A un mese dalla prematura scomparsa verrà celebrata la messa in ricordo del senatore bellunese della Lega, Paolo Saviane: l’appuntamento è per oggi (lunedì 20), alle 18.30, nella chiesa di Puos. La celebrazione è aperta alla partecipazione di tutti.
«Ci eravamo ripromessi di ricordare Paolo in un momento nostro – spiega il coordinatore provinciale, Franco Gidoni -, lo facciamo a un mese di distanza dalla sua morte. Sarà un momento di preghiera, di raccoglimento ma anche di ricordo. Il momento per ritrovare dalla memoria i momenti belli di questa avventura. Con Paolo abbiamo condiviso anni di progetti e di militanza nel partito, da quando si candidò sindaco per il suo comune, passando per gli anni da segretario del partito fino all’esperienza a Roma dove ha sempre portato avanti le istanze della montagna e alimentato in modo positivo il dibattito politico».
I progetti e le battaglie di Saviane non andranno perse, a partire da quella per la Zes, per la quale c’è già un disegno di legge depositato in Senato. Il partito accoglie la sua eredità con riconoscenza.

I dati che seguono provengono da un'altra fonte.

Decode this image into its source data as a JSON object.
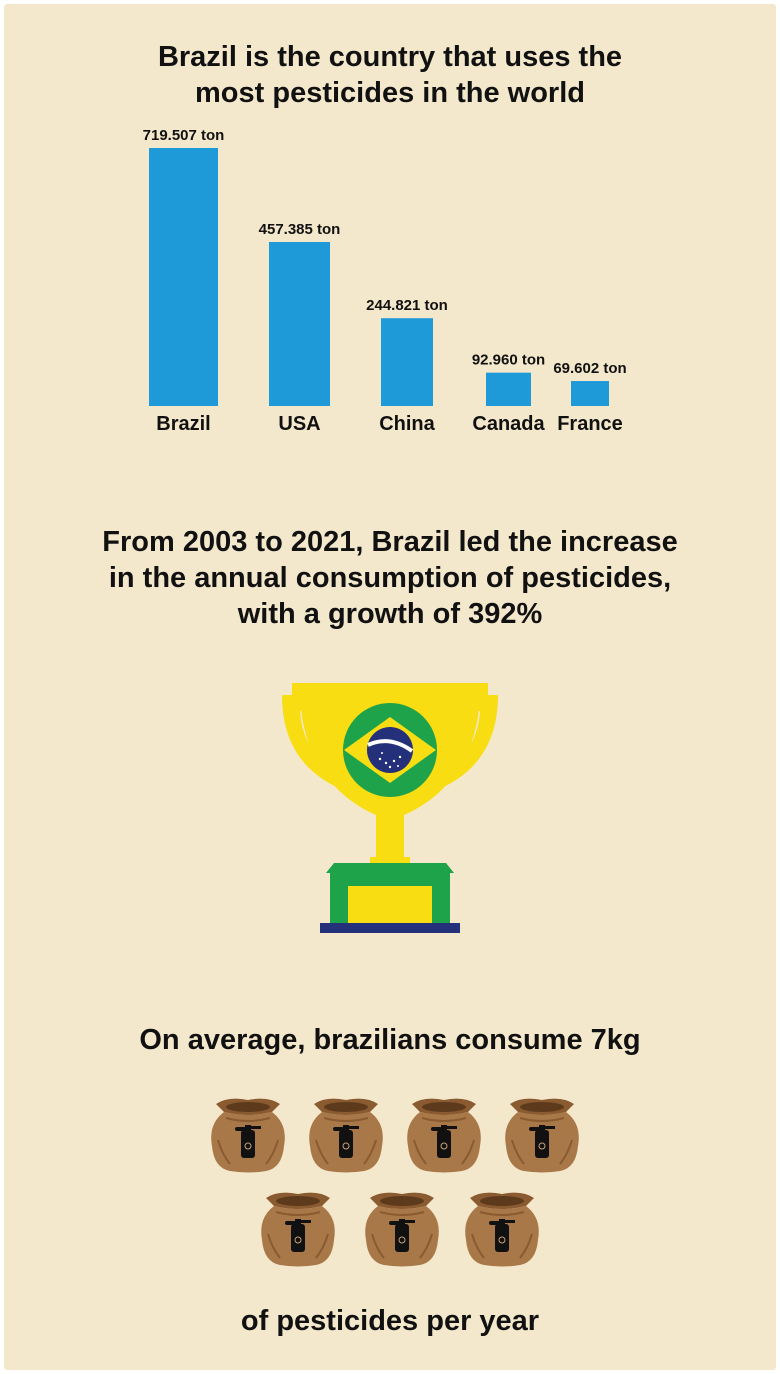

«Purtroppo, è già passato un mese – le parole dell’assessore regionale Gianpaolo Bottacin -, il ricordo di Paolo è sempre vivo e continuerà ad esserlo perché lui ha lasciato un seme che ora tocca a noi far germogliare. In modo particolare sono convinto sia da portare avanti in tutti i modi quella che era la sua volontà sulla Zes o, comunque, il progetto di applicare vantaggi fiscali e sburocratizzazione all’area del Bellunese. Ci aveva visto lungo, Paolo, aveva capito che l’unico modo per far vivere il montanaro in montagna e per dare linfa alle aziende è quello di togliere burocrazia e tasse. Credo sia dovere di noi tutti sostenere quest’idea, che era comune denominatore di tutte le sue iniziative e per la quale c’è un disegno di legge già depositato in Senato».